Is there a non-calculus intuitive explanation for why an $n^{th}$ degree polynomial has at most $n-1$ turning points?

The calculus explanation is clear enough, but is there a "classical" explanation?

Answer 1

You can show by pure algebra that the turning points occur at arguments that correspond to what we often call the derivative being zero.

For definiteness consider a cubic polynomial

$y=ax^3+bx^2+cx+d$.

Say it has a turning point at $x=x_0, y=y_0$. For that to work $y-y_0$ must have at least a double root at $x=x_0$. Thus the quotient

$\frac{y-y_0}{(x-x_0)^2}$

must give a zero remainder when the long division is carried out.

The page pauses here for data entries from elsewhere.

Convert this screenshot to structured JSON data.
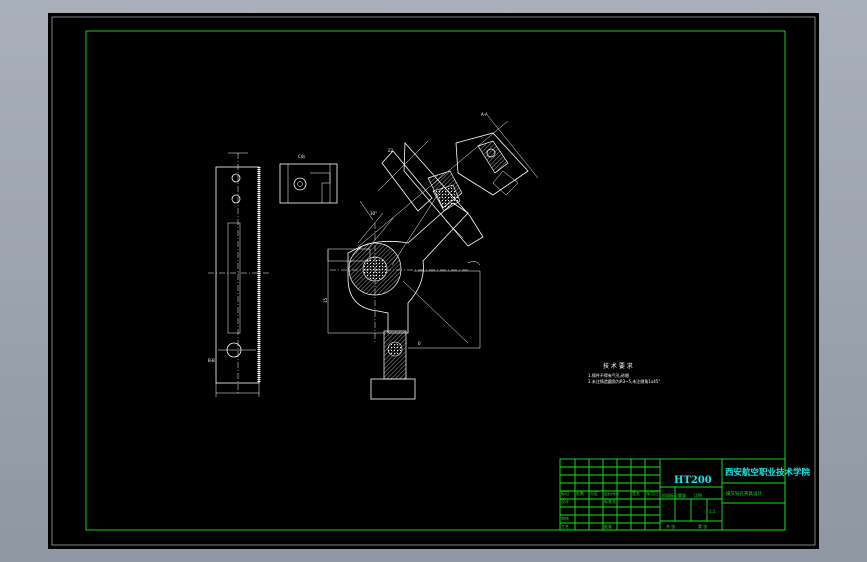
{
  "drawing": {
    "material": "HT200",
    "school": "西安航空职业技术学院",
    "part_name": "拨叉钻孔夹具设计",
    "scale": "1:1",
    "tech_req_title": "技 术 要 求",
    "tech_req_lines": [
      "1.铸件不得有气孔,砂眼",
      "2.未注铸造圆角为R3~5,未注倒角1x45°"
    ],
    "title_block": {
      "row1": [
        "标记",
        "处数",
        "分区",
        "更改文件号",
        "签名",
        "年月日"
      ],
      "row2": [
        "设计",
        "",
        "",
        "标准化",
        "",
        ""
      ],
      "row3": [
        "审核",
        "",
        "",
        "",
        "",
        ""
      ],
      "row4": [
        "工艺",
        "",
        "",
        "批准",
        "",
        ""
      ],
      "stage_labels": [
        "阶段标记",
        "重量",
        "比例"
      ],
      "bottom_labels": [
        "共 张",
        "第 张"
      ]
    },
    "view_labels": {
      "section_a": "A-A",
      "section_b": "B-B",
      "view_c": "C向"
    }
  }
}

Do this division with $y=ax^3+bx^2+cx+d$ as above and you get

$ax^3+bx^2+cx+d-y_0=Q(x-x_0)^2+R$

where the quotient $Q$ and the remainder $R$ are given by:

$Q=ax+(2ax_0+b)$

$R=(3a{x_0}^2+2bx_0+c)x+(a{x_0}^3+b{x_0}^2+cx_0+d-y_0)-(3a{x_0}^2+2bx_0+c)x_0$

The second term in the remainder is automatically zero because $y_0$ is defined as $ax^3+bx^2+cx+d$ evaluated at $x=x_0$, but getting the rest of the remainder to also equal zero requires satisfying a quadratic relation

$3a{x_0}^2+2bx_0+c=0$

which is the "zero derivative" condition for a cubic polynomial. Likewise for any degree $n$ the condition for a turning point corresponds to a degree $n-1$ relation corresponding to a "zero derivative".